Control Slaters in the Garden
Slaters, Roley Poleys Or Pill Bugs Treat with Natural Pesticide
Facts about Woodlice
Woodlice are also commonly called as slaters, sow bugs, pill bugs or Roley Poleys. They are crustaceans seen in the garden. They are scavenger insects which feed on dead and decaying organic matter in the soil and helps in increasing soil fertility. They can multiply in moist environments and can damage the seedlings. They have heavily armoured and flattened and segmented oval body. They grow to a length of 8-20mm and have 7 body segments. Each body segment has one pair of legs. Though they have two pairs of antennae at the anterior end only one pair is visible. At the rear end of the body there are two tails like appendages.
There are different species of slaters in distribution in Australia. The most common species include Porcellio scaber which is pale grey or brown in colour and the Armadillidium vulgare or pill bug which can roll on to a ball when disturbed.
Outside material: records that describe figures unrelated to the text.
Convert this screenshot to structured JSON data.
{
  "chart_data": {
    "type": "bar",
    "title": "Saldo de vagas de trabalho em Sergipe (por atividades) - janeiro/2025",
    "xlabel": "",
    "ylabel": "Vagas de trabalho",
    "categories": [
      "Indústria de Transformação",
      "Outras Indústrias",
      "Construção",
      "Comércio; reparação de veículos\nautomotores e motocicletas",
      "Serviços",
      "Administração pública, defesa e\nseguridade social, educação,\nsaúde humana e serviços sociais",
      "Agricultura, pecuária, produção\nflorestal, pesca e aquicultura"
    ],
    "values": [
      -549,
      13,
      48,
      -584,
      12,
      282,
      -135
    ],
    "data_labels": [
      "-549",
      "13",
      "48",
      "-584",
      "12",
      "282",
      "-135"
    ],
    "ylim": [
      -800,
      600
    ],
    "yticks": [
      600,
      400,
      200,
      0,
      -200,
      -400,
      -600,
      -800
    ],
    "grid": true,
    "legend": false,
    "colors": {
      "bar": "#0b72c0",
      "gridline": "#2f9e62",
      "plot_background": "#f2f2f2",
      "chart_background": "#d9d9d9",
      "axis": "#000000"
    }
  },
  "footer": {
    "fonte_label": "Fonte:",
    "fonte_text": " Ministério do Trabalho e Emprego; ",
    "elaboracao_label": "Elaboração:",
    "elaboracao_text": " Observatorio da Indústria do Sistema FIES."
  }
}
Slaters need moist or damp conditions to survive and are active during night. The common hiding places are under the rocks, logs or mulch and in compost heaps.
The female slaters carry the eggs in a pouch till they hatch. The young slaters emerging from the pouch resemble the adults but have only six body segments. The young ones undergo several moulting to reach the adult stage. During the later moulting stages they will develop the last body segment.
What do Pill Bugs eat?
These land crustaceans are omnivores and feed on decaying vegetable and animal matter and the fungi growing in this decaying matter. They are an important part of garden food chain as they recycle the decaying Organic Matter. They can cause damage to seedlings when present in large numbers. Canola plants are particularly targeted by slaters and cause seedling mortality and stunted plants growth. They also can affect pastures, lentils etc.
How to prevent Pill Bugs?
To prevent infestation of pill bugs you can practice some prevention methods.
- Slaters grow, feeding on decaying vegetation so always keep the garden beds away from the walls of the house.
- Use mulch which is non-plant based in garden beds near to the house.
- To prevent the entry of pill bugs into the house, make sure that all the crevices and cracks on the edges of the house are properly sealed.
- Remove grass clippings, accumulations of mulch, cardboard fruit boxes lying near the foundation of the house.
- Spraying insecticides on the perimeter of the house prevents the entry to the house.
- Use compost that are completely decomposed in garden beds.
- Drip irrigation can reduce the soil moisture which is essential for the survival of the bug.
- Allow the soil to dry between consecutive watering.
How to control or kill the Pill Bugs?
You need to use residual insecticides in the entry points in the house and in the cracks and crevices where they hide. You can use diatomaceous earth, which may cause abrasions or wounds on the bugs which can lead to death of the bug.